To be honest with you Stout or Porter was never really my favourite, and I bought these bottles out of curiosity: how could i say something about this Beer Revolution if I skipped one of its major expressions or styles ? But these beers amazed me and were responsable for a learning moment: I suddenly realised how beer can be as complex as wine, and how much it is a result of someone's personal choices when he blends his malts and hop's. These three were all excellent but they were also so different that I have become very interested in the style.

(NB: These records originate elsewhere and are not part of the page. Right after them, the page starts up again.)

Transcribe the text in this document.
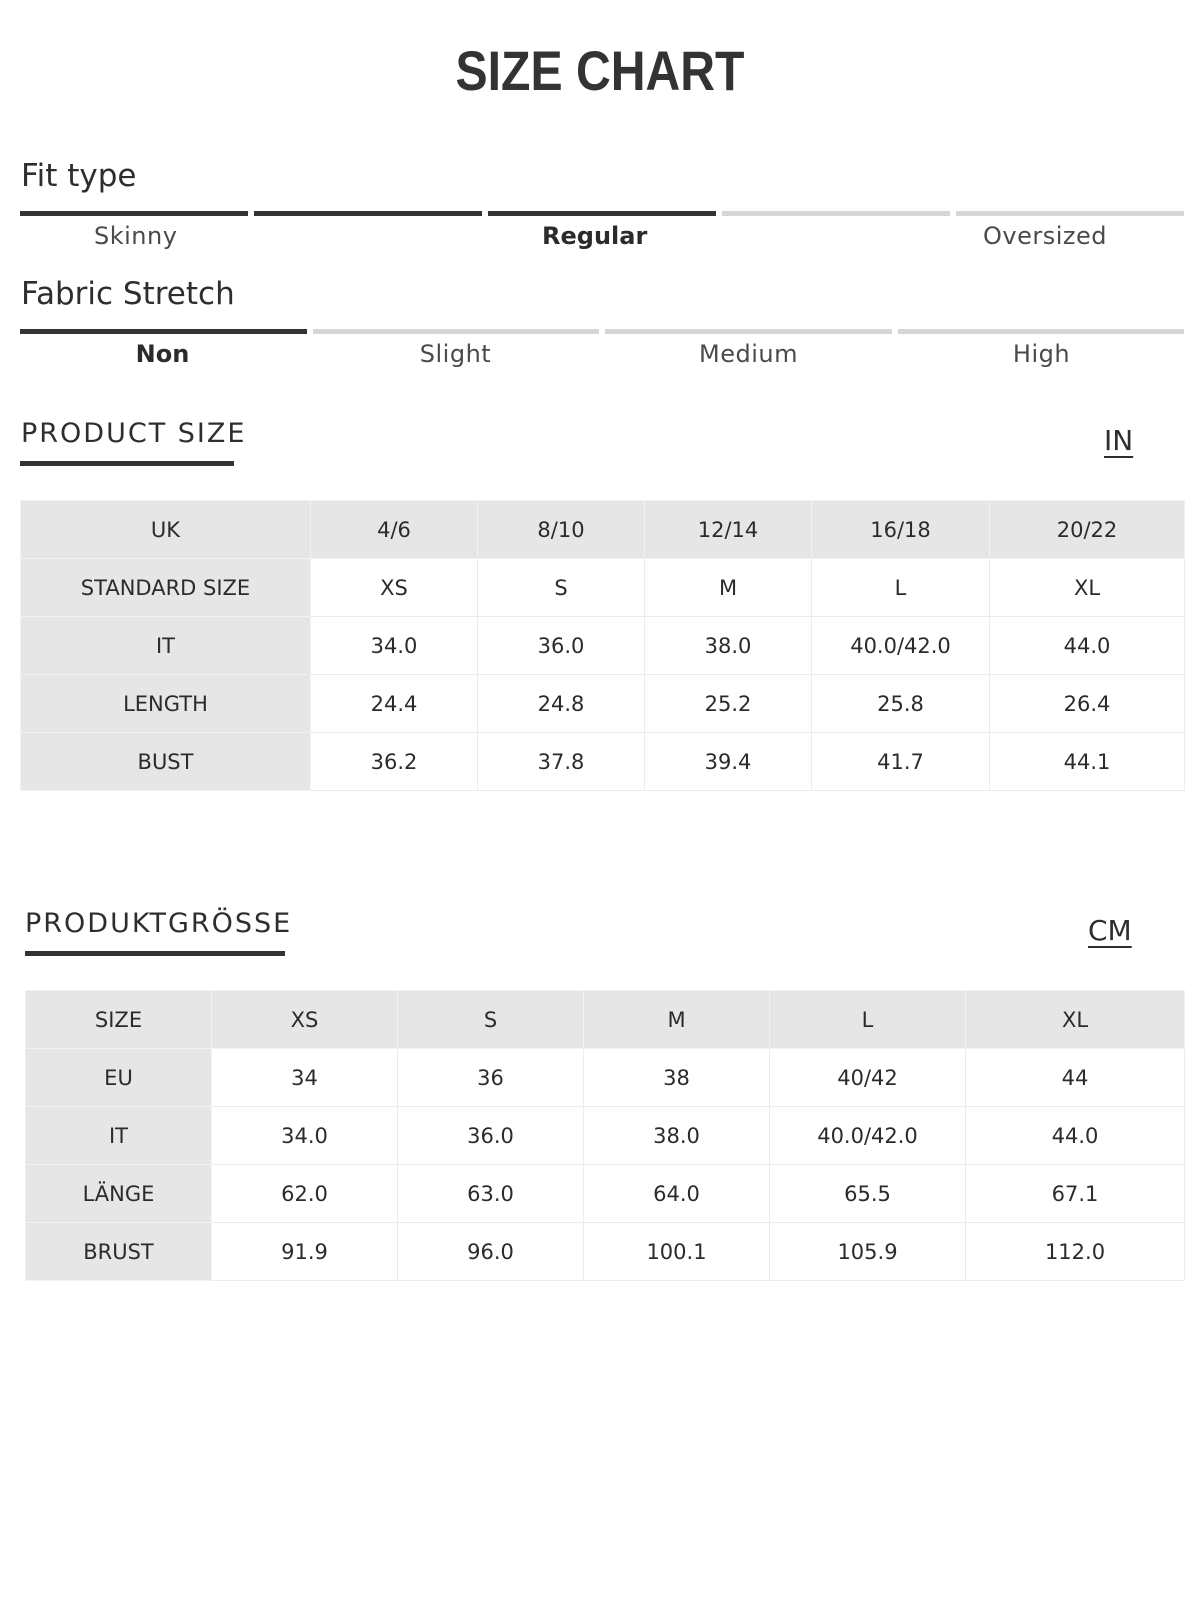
SIZE CHART
Fit type
Skinny	Regular	Oversized
Fabric Stretch
Non	Slight	Medium	High
PRODUCT SIZE	IN
UK	4/6	8/10	12/14	16/18	20/22
STANDARD SIZE	XS	S	M	L	XL
IT	34.0	36.0	38.0	40.0/42.0	44.0
LENGTH	24.4	24.8	25.2	25.8	26.4
BUST	36.2	37.8	39.4	41.7	44.1
PRODUKTGRÖSSE	CM
SIZE	XS	S	M	L	XL
EU	34	36	38	40/42	44
IT	34.0	36.0	38.0	40.0/42.0	44.0
LÄNGE	62.0	63.0	64.0	65.5	67.1
BRUST	91.9	96.0	100.1	105.9	112.0
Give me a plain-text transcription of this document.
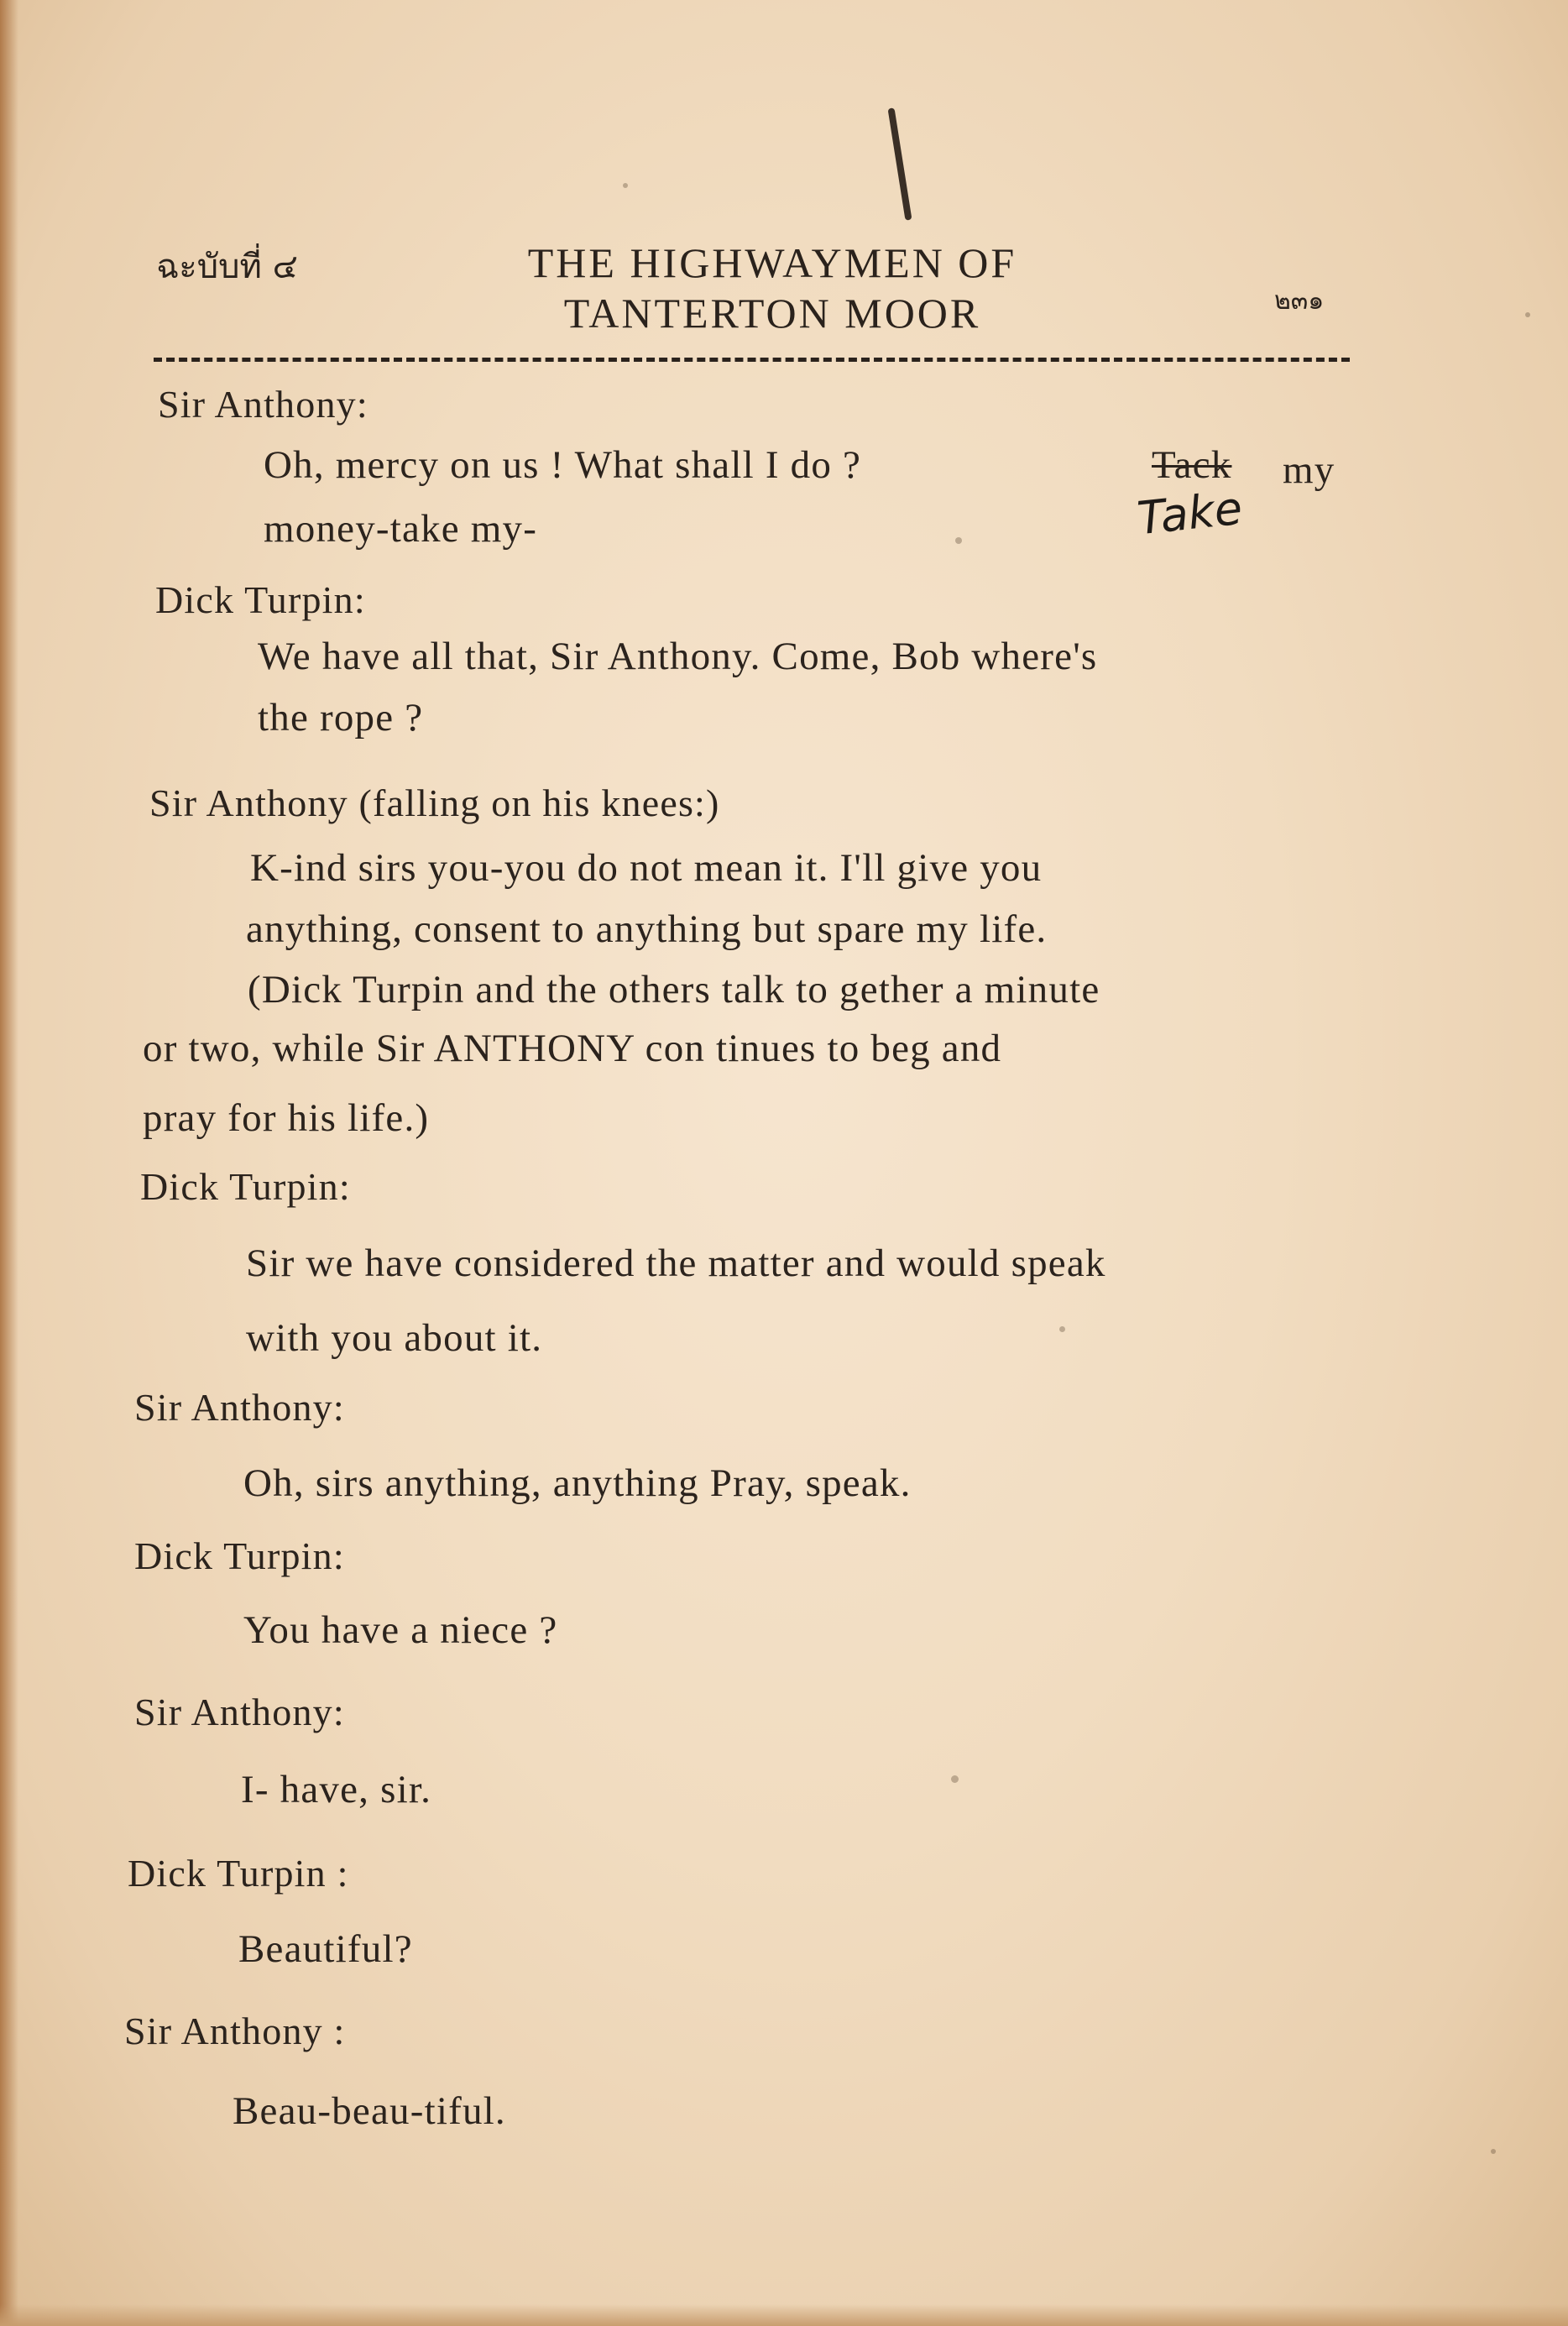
ฉะบับที่ ๔	THE HIGHWAYMEN OF
TANTERTON MOOR	๒๓๑
Sir Anthony:
Oh, mercy on us ! What shall I do ?	Tack my
money-take my-	Take
Dick Turpin:
We have all that, Sir Anthony. Come, Bob where's
the rope ?
Sir Anthony (falling on his knees:)
K-ind sirs you-you do not mean it. I'll give you
anything, consent to anything but spare my life.
(Dick Turpin and the others talk to gether a minute
or two, while Sir ANTHONY con tinues to beg and
pray for his life.)
Dick Turpin:
Sir we have considered the matter and would speak
with you about it.
Sir Anthony:
Oh, sirs anything, anything Pray, speak.
Dick Turpin:
You have a niece ?
Sir Anthony:
I- have, sir.
Dick Turpin :
Beautiful?
Sir Anthony :
Beau-beau-tiful.
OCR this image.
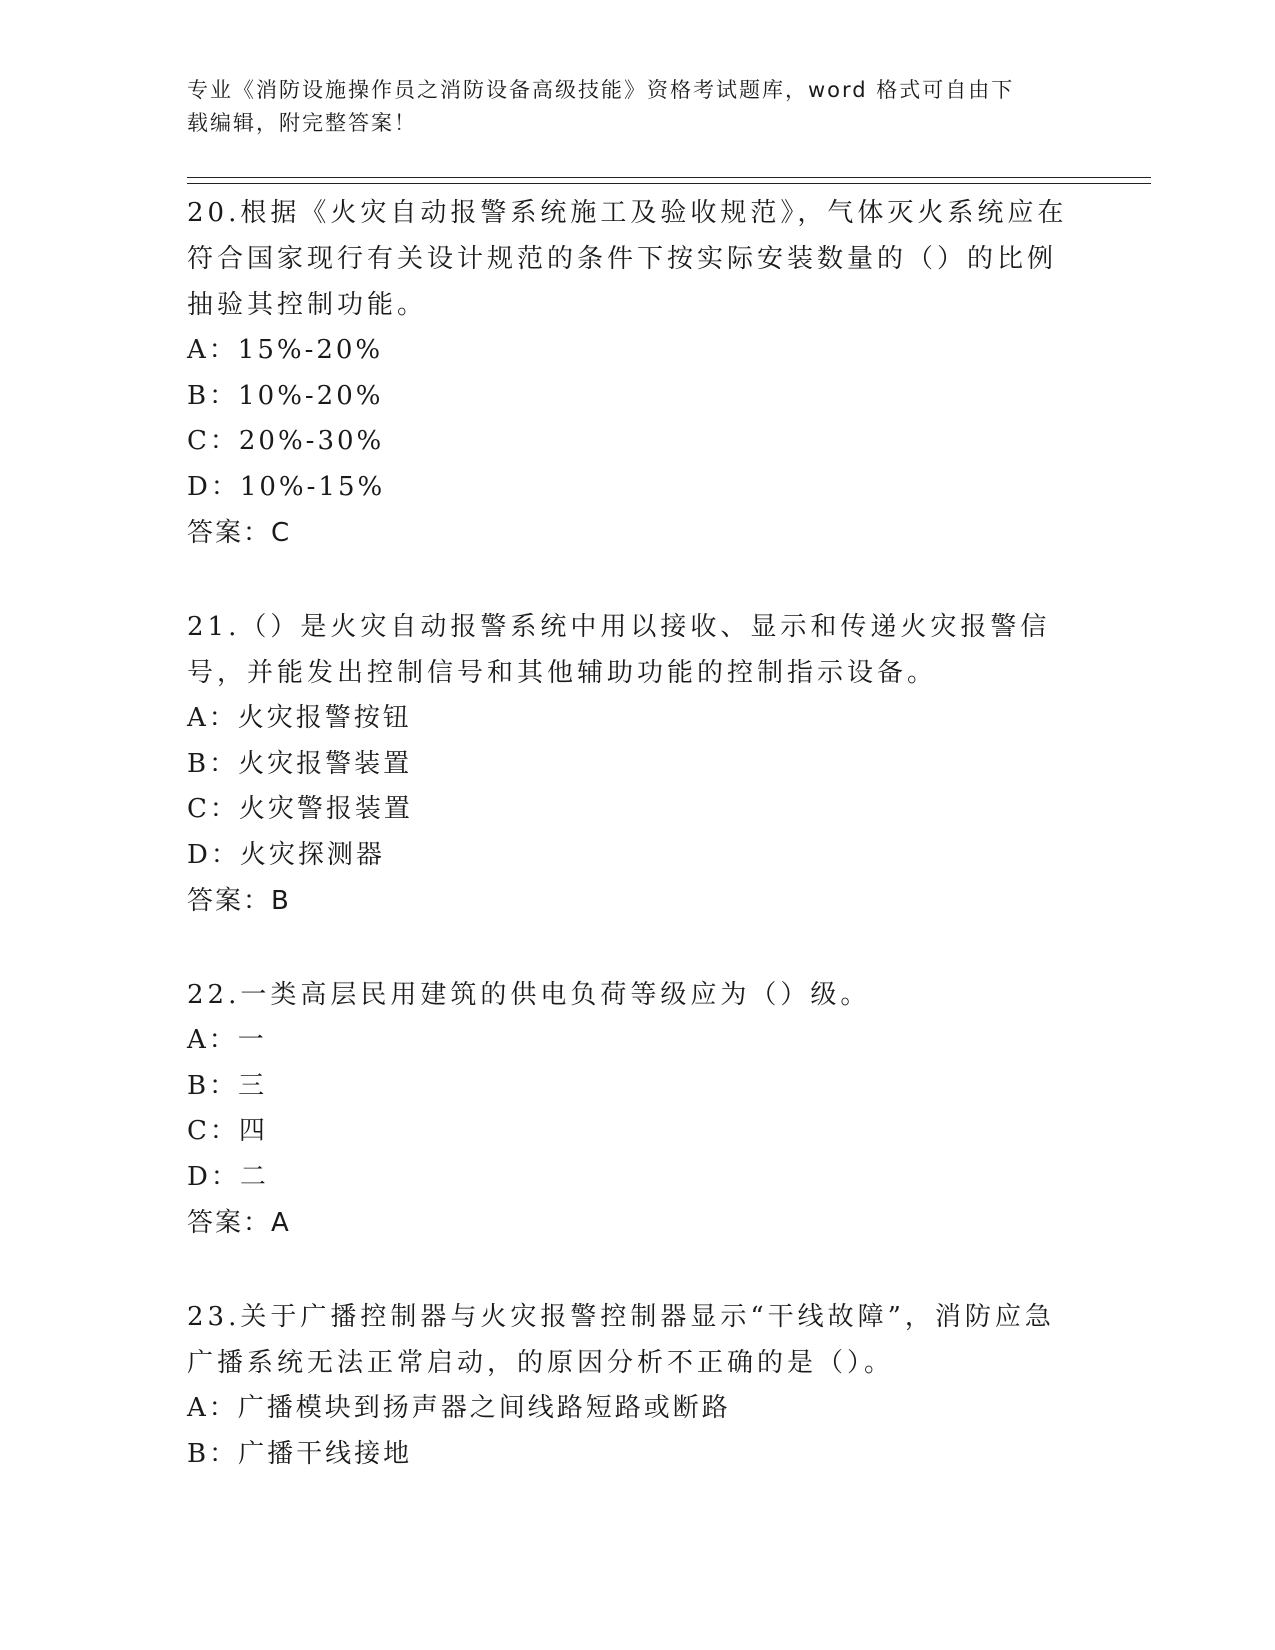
专业《消防设施操作员之消防设备高级技能》资格考试题库，word 格式可自由下
载编辑，附完整答案！

20.根据《火灾自动报警系统施工及验收规范》，气体灭火系统应在符合国家现行有关设计规范的条件下按实际安装数量的（）的比例抽验其控制功能。

A：15%-20%

B：10%-20%

C：20%-30%

D：10%-15%

答案：C

21.（）是火灾自动报警系统中用以接收、显示和传递火灾报警信号，并能发出控制信号和其他辅助功能的控制指示设备。

A：火灾报警按钮

B：火灾报警装置

C：火灾警报装置

D：火灾探测器

答案：B

22.一类高层民用建筑的供电负荷等级应为（）级。

A：一

B：三

C：四

D：二

答案：A

23.关于广播控制器与火灾报警控制器显示“干线故障”，消防应急广播系统无法正常启动，的原因分析不正确的是（）。

A：广播模块到扬声器之间线路短路或断路

B：广播干线接地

Stouterik, Brasserie de la Senne - Prince N°1
The unfiltered and unpasteurised beers from this Brussels Brewery are hard to find, even in Belgium, but are allready famous for their quality and their artwork. They started brewing in 2003, in the De Ranke Brewery, and only moved into their own premises in 2010 in Molenbeek, in the heart of town. With 4,5% alcohol it is not a strong beer. It is made with barley and the hops used are East Kent Goldings. Nice aroma's, with toasted malt and also something sweet and caramalised. In the mouth it packs more punch and is very direct like a Guinness. The bitterness of the hops is quite clear. The coffee and caramel of the malt arrives at the end. Very nice. "Stouterik" means naughty boy, the Senne is the small river that ran through Brussels (now underground). 15/20
Zwet.be, 3 Fonteinen - Prince N°2
3 Fonteinen (3 Fountains) is one of the most famous Gueuze breweries of Belgium. Gueuze is a unique beer and is a blend of lambic's. Lambic's are brewed with the help of all other brewers nightmare: wild yeasts. These only occur in one part of Belgium, not far away from Brussels, and here brewers open their fermenting vessels to tempt it in so that Brettanomyces bruxellensis can start it's work. Today most of these are residential in the brewery. This beer is even more special as it is the result of what is called mixed fermentation, a mix of top-fermentation as usually used for Stout and spontaneous fermentation as used for lambic's and gueuze's. Armand De Belder, the owner and master brewer of 3 Fonteinen, created it because he was not so fond of traditional Stout's, and it is brewed in the Proefboerderij, a brewery where everybody can experiment with small batches. The beer has a very strange smell that changes very quickly. It starts as a sour lambic beer, but with undertones of Guinness, and then went very quickly from armpit smell to very exotic perfumes, very complex and interesting. The taste combined the acidity of a gueuze with the touches of chocolate and coffee usual for a Stout, but in a very complete and interesting way. Great beer ! The name zwet.be is pronounced in Brussels as zwet bee, or black beer. 16/20
Created by the Wychwood Brewery in Witney, in the Cotswolds, where the famous English Hobgoblin ale is made. Brewed with four malts (Pale, Black, Crystal and Oats) and three hops (Fuggles, Progress and Challenger). The smell is exotic and female, with perfumes but also sigars, like a high-class 19th century brothel, and with some nice bitter hop-elements. The taste is absolutely fun, with bitters hidden behind fruit and freshness, popping up as you swirl it in your mouth. Extremely drinkable, and a porter for people who don't like porter. 15/20
All beers were tasted in Beer Sommelier glasses designed by Ben Vinken, Flander's Beer Sommelier.